Звенело в ушах от усталости, от сухоты в горле. В груди, казалось, шелестели ребра, словно сухой камыш под неистовым ветром. Малыбай, шатаясь, глянул на восток – заалел далекий небосвод, скоро взойдет солнце. «Не последний ли день? Восход увижу, а не наступил ли закат ранее Аллахом установленного часа?» – едва успел подумать Малыбай, как подошел Каисар-Батыр, налил в пиалу теплой воды, протянул – дрожала сильная рука отважного нукера, словно держала туго натянутый повод, на котором рвался во все стороны необъезженный молодой скакун.

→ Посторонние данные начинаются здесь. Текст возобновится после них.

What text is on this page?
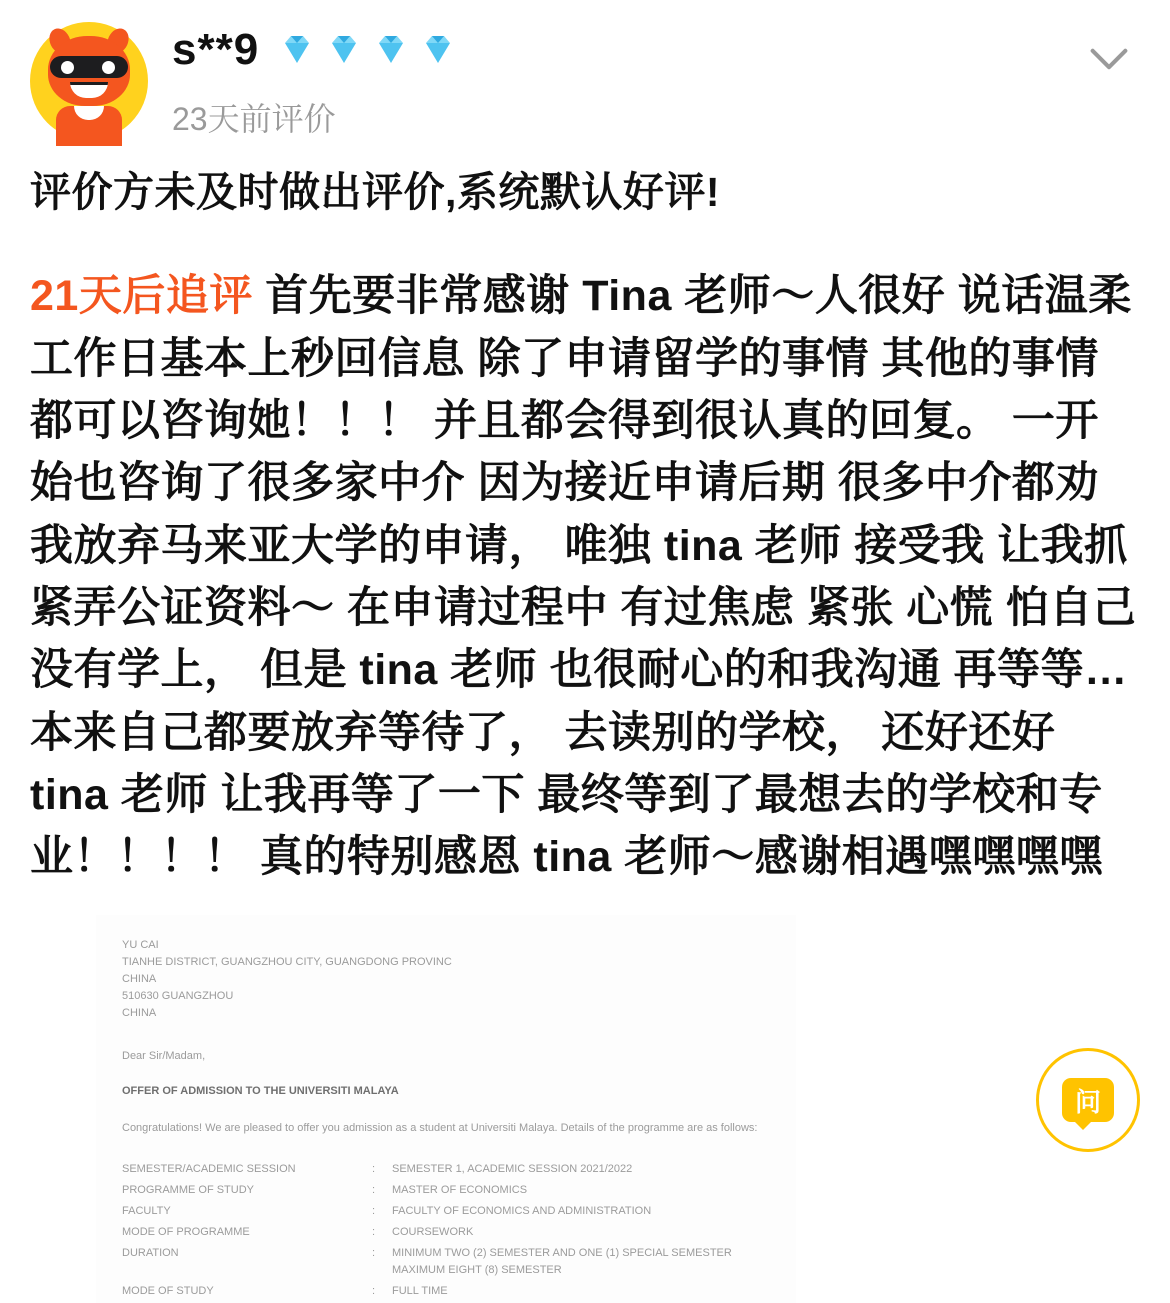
s**9
23天前评价
评价方未及时做出评价,系统默认好评!
21天后追评 首先要非常感谢 Tina 老师～人很好 说话温柔 工作日基本上秒回信息 除了申请留学的事情 其他的事情都可以咨询她！！！ 并且都会得到很认真的回复。 一开始也咨询了很多家中介 因为接近申请后期 很多中介都劝我放弃马来亚大学的申请， 唯独 tina 老师 接受我 让我抓紧弄公证资料～ 在申请过程中 有过焦虑 紧张 心慌 怕自己没有学上， 但是 tina 老师 也很耐心的和我沟通 再等等…本来自己都要放弃等待了， 去读别的学校， 还好还好 tina 老师 让我再等了一下 最终等到了最想去的学校和专业！！！！ 真的特别感恩 tina 老师～感谢相遇嘿嘿嘿嘿
YU CAI
TIANHE DISTRICT, GUANGZHOU CITY, GUANGDONG PROVINC
CHINA
510630 GUANGZHOU
CHINA
Dear Sir/Madam,
OFFER OF ADMISSION TO THE UNIVERSITI MALAYA
Congratulations! We are pleased to offer you admission as a student at Universiti Malaya. Details of the programme are as follows:
SEMESTER/ACADEMIC SESSION	:	SEMESTER 1, ACADEMIC SESSION 2021/2022
PROGRAMME OF STUDY	:	MASTER OF ECONOMICS
FACULTY	:	FACULTY OF ECONOMICS AND ADMINISTRATION
MODE OF PROGRAMME	:	COURSEWORK
DURATION	:	MINIMUM TWO (2) SEMESTER AND ONE (1) SPECIAL SEMESTER
MAXIMUM EIGHT (8) SEMESTER
MODE OF STUDY	:	FULL TIME
问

– До обеда терпеть… Вряд ли и по одной пиале на всех осталось. О Аллах, дай нам силы спуститься с горы и отыскать родниковую холодную воду…
Снова шли, и каждый шаг давался с неимоверным трудом. Силы оставляли тело безжалостно. Часа через три по восходу солнца миновали, по предположению караван-баши, каменную крепость, оставив ее по правую руку далеко за барханами. Теперь проводник повернул на восток, к месту, где у подножия горы Юрняк вроде бы совсем недавно, направляясь в Хорезмскую землю, ночевали они вместе с урусами, где кони вволю пили свежую родниковую воду, паслись всю ночь на зеленой траве около неглубокого озера, по берегам заросшего камышами и тальником…
Сначала упал верблюд, а следом и Малыбай, не выпустив из стиснутых пальцев теплый верблюжий хвост. Упал, уткнулся лицом в раскаленный песок. Потревоженный тяжелыми копытами, песок чуть приметно, словно вода в сонном арыке, тек вдоль тела человека.
Рядом оказался Кайсар-Батыр, помог подняться на ноги, с трудом дотащил почти потерявшего сознание Малыбая к верблюду, на котором едва держался тучный Мурзатай.
– Не ложиться! Всем идти из последних сил! – Это хрипел осипшим голосом Эрали-Салтан, помогая погонщикам поочередно тащить упирающихся уже верблюдов: животные тоже шли из последней возможности.